Handle Project: Competitive Evaluation of PURLs

Competitive Evaluation of PURLs

Larry Stone, 22-Mar-00

This document is a statement of my evaluation of the PURL system developed by the OCLC, as a technology to support MIT's Persistent Naming discovery project. Most of my information about PURLs comes from close reading of material from the www.purl.org website itself and explication of PURLs in various published papers. I have firsthand experience administering Handle System servers and namespaces for the NCSTRL and Theses Online projects. I will compare PURLs to "Handle System" Handles to demonstrate why Handles are the better choice for truly archival naming and experimentation with other uses.

On the surface, PURLs and Handles have a lot in common. Both purport to implement the URN concept. At the design and implementation level, however, I believe PURL design is more simplistic and tied to current technology standards that limit its longevity. It presently has some operational and convenience advantages but sacrifices the archival quality of its names.
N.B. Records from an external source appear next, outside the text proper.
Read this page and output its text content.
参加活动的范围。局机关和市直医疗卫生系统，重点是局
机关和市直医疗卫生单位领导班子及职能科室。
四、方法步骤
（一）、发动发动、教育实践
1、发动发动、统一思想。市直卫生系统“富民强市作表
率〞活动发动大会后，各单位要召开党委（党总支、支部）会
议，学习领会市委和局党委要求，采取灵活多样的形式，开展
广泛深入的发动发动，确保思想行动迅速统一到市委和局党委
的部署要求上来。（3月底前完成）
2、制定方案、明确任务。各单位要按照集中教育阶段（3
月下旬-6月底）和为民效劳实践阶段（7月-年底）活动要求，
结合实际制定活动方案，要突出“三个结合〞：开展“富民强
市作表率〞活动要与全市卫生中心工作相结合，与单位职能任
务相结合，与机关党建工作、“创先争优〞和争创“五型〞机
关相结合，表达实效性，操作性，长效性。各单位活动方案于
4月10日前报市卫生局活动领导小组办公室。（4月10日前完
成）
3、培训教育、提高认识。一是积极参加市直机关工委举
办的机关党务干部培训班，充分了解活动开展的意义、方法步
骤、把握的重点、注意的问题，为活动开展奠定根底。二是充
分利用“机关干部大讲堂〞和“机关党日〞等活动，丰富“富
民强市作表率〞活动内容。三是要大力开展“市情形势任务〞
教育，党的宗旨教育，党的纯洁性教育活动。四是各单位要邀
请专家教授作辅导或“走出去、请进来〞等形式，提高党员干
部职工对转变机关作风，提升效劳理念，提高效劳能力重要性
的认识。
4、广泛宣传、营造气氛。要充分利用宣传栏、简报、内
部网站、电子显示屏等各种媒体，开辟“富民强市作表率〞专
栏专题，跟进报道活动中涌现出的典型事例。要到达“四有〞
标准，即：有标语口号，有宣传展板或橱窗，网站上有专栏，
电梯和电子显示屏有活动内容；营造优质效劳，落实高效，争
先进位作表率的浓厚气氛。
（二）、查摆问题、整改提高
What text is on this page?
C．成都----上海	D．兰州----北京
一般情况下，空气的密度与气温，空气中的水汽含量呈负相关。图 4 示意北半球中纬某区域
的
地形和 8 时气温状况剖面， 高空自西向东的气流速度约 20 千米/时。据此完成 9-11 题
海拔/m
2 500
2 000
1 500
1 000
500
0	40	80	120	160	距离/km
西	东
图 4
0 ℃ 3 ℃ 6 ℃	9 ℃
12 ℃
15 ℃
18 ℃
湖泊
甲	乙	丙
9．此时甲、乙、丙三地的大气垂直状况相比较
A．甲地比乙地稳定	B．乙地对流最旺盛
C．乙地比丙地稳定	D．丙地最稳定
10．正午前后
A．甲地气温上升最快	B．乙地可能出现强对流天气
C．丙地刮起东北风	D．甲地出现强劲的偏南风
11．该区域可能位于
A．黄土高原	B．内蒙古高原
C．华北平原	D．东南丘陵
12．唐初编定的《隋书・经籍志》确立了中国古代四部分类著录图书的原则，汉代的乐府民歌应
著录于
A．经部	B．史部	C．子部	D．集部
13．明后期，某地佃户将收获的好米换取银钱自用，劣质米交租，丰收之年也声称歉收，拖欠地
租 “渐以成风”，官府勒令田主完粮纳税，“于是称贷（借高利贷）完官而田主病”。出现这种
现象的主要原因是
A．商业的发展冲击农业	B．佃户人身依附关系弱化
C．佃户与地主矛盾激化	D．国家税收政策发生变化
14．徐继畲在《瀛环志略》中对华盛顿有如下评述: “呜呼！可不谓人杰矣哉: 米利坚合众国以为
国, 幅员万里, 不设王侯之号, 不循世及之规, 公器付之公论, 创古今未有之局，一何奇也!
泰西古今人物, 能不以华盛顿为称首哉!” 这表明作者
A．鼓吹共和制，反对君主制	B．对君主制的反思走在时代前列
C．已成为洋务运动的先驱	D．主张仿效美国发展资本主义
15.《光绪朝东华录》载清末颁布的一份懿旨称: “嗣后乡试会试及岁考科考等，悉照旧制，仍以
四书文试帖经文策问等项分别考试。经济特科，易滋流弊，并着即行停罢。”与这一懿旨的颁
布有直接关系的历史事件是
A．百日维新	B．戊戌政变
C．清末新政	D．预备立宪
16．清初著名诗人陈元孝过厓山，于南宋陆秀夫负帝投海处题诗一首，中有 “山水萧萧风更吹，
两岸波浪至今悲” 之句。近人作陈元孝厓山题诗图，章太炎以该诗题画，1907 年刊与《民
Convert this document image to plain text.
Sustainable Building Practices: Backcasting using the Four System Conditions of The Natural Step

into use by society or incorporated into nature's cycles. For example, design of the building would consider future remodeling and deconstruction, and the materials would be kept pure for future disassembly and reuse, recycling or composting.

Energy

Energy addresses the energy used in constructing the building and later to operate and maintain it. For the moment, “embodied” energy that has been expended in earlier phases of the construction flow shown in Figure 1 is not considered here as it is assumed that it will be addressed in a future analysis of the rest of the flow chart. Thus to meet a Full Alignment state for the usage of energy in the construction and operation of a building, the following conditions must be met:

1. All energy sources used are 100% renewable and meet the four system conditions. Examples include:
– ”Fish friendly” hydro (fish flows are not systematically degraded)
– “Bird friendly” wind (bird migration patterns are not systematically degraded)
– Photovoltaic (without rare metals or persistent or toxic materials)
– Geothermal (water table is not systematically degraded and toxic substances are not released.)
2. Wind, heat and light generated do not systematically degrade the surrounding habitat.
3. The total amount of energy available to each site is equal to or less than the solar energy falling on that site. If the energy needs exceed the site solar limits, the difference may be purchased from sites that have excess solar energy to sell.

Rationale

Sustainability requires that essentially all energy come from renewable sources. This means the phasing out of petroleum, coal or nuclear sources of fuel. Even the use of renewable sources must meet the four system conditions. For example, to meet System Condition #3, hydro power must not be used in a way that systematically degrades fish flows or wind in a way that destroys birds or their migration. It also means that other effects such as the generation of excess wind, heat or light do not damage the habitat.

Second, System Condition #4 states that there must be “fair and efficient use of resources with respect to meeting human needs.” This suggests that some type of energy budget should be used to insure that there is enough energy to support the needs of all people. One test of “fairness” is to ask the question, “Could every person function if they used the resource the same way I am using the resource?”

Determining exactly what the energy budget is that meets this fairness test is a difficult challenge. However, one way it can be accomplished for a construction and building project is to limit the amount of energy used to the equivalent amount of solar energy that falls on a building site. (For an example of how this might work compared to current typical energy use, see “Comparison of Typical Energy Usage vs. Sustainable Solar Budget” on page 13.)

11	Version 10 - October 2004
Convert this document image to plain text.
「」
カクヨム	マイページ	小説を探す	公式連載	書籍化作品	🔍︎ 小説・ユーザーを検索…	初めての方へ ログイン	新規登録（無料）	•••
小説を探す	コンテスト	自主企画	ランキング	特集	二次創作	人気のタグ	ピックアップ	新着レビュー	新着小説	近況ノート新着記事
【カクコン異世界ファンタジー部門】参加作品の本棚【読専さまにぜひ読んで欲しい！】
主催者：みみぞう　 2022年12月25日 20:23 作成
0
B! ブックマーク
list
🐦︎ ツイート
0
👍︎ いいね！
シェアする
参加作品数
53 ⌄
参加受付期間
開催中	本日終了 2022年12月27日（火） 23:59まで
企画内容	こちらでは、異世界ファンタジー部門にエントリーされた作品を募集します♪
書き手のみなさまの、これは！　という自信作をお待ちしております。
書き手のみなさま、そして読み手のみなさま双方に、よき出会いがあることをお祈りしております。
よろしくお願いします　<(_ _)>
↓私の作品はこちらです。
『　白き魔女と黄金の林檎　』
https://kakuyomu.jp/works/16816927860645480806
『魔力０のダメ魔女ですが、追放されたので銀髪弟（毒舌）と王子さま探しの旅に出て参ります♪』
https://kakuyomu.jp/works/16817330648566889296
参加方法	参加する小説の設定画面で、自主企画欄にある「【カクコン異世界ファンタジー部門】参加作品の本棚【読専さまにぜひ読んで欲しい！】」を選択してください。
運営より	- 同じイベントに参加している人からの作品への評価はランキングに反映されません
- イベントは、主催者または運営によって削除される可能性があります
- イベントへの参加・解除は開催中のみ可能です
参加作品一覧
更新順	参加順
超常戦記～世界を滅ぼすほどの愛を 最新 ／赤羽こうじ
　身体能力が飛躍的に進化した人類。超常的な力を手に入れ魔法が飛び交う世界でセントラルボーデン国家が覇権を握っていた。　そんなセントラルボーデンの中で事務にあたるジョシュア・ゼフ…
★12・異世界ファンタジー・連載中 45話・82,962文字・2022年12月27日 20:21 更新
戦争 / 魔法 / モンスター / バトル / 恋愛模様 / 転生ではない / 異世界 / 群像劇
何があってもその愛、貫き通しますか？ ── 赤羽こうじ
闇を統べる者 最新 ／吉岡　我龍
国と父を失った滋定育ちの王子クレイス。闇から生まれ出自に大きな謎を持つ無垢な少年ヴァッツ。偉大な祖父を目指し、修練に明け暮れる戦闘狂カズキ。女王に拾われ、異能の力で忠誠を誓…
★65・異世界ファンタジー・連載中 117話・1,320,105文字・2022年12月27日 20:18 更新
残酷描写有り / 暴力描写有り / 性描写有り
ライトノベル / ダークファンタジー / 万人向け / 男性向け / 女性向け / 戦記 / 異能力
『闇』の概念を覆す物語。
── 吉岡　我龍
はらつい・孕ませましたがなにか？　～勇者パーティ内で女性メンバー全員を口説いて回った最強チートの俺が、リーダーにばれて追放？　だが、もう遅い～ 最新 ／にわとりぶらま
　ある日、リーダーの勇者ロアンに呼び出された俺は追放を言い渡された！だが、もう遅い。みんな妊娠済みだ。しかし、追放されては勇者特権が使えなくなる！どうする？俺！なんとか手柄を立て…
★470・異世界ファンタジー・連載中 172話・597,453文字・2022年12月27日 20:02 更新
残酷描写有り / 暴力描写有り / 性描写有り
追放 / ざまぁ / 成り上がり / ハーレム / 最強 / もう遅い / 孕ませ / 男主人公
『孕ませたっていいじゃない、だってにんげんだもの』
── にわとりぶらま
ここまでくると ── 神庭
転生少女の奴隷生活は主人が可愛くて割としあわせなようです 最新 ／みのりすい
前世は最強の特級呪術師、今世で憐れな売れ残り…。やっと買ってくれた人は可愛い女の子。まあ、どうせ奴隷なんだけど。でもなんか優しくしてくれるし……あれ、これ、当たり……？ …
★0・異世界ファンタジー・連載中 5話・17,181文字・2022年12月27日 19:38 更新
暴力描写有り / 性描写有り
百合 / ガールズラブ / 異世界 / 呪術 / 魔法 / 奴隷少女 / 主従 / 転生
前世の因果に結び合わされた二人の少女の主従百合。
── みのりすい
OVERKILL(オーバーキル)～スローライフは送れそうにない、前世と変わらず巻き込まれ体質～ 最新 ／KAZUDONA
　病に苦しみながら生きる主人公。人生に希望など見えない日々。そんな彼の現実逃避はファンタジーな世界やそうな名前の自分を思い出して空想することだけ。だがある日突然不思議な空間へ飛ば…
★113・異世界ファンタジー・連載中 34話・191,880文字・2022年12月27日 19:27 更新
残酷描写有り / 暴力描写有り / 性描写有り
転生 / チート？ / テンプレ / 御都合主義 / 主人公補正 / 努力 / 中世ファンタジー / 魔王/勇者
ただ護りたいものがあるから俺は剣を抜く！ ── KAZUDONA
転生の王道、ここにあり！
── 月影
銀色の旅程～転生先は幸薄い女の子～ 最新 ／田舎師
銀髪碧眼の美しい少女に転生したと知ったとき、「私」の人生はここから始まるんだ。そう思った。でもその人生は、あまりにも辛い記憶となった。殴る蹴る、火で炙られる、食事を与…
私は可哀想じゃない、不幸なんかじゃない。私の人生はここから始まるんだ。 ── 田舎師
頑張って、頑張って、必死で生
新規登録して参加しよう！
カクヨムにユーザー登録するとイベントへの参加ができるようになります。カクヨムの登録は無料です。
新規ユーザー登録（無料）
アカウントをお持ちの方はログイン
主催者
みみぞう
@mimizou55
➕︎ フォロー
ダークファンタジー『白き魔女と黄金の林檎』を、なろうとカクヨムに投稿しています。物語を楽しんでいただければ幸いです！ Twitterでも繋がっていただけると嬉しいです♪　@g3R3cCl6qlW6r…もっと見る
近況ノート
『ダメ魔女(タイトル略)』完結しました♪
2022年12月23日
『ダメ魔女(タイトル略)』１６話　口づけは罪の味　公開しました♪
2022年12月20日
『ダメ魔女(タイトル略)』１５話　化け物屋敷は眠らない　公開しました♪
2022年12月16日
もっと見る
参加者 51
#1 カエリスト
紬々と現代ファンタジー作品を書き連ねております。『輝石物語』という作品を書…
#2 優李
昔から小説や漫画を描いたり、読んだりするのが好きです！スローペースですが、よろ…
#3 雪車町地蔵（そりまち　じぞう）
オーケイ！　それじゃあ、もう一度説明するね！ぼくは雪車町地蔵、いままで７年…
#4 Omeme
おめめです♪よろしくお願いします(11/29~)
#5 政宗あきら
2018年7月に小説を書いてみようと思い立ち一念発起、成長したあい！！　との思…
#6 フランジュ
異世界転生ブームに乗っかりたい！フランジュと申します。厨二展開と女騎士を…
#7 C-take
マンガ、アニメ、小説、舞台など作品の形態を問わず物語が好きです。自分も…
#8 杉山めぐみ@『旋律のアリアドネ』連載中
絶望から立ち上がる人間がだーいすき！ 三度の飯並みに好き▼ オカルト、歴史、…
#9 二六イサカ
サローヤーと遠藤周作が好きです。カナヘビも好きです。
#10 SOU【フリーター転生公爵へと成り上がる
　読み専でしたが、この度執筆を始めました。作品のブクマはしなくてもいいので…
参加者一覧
The following text assumes some familarity with PURLs and Handles. Please consult the relevant websites for background information if you are not already familiar with them:

http://www.purl.org
http://www.handle.net

Similarities

Both implement a Uniform Resource Name -- a string of characters that identifies a network-accessible resource regardless of its physical and logical location on the Internet.
Both rely on indirection. Given a PURL or Handle, the user agent must perform a lookup in the appropriate network service to get a URL -- the Uniform Resource Locator that it can use to retrieve the object itself.
Both claim to be compatible with the IETF URN standard, such as it is. They do, in fact, implement the sort of service it describes.
Both are in current, production (and commercial) use at sites other than the originating organization.

Differences

PURL is implemented as an HTTP redirection service. It derives its "persistence" from the promise of the service provider that there will always be an HTTP server at the given domain name capable of resolving all of the PURLs for which it is responsible.
PURLS thus depend on the survival of their host domain name. If that domain were to change or vanish (e.g. if it ownership transferred to a different organization or if the organization owning it ceased to exist), the PURLs hosted there are in jeopardy. Handles, in contrast, can be homed on any handle server and transferred at will -- so another organization can take over handles for a merging or dying organization. Handle namespace names are not related in any way to the hostname of their home server except perhaps by coincidence.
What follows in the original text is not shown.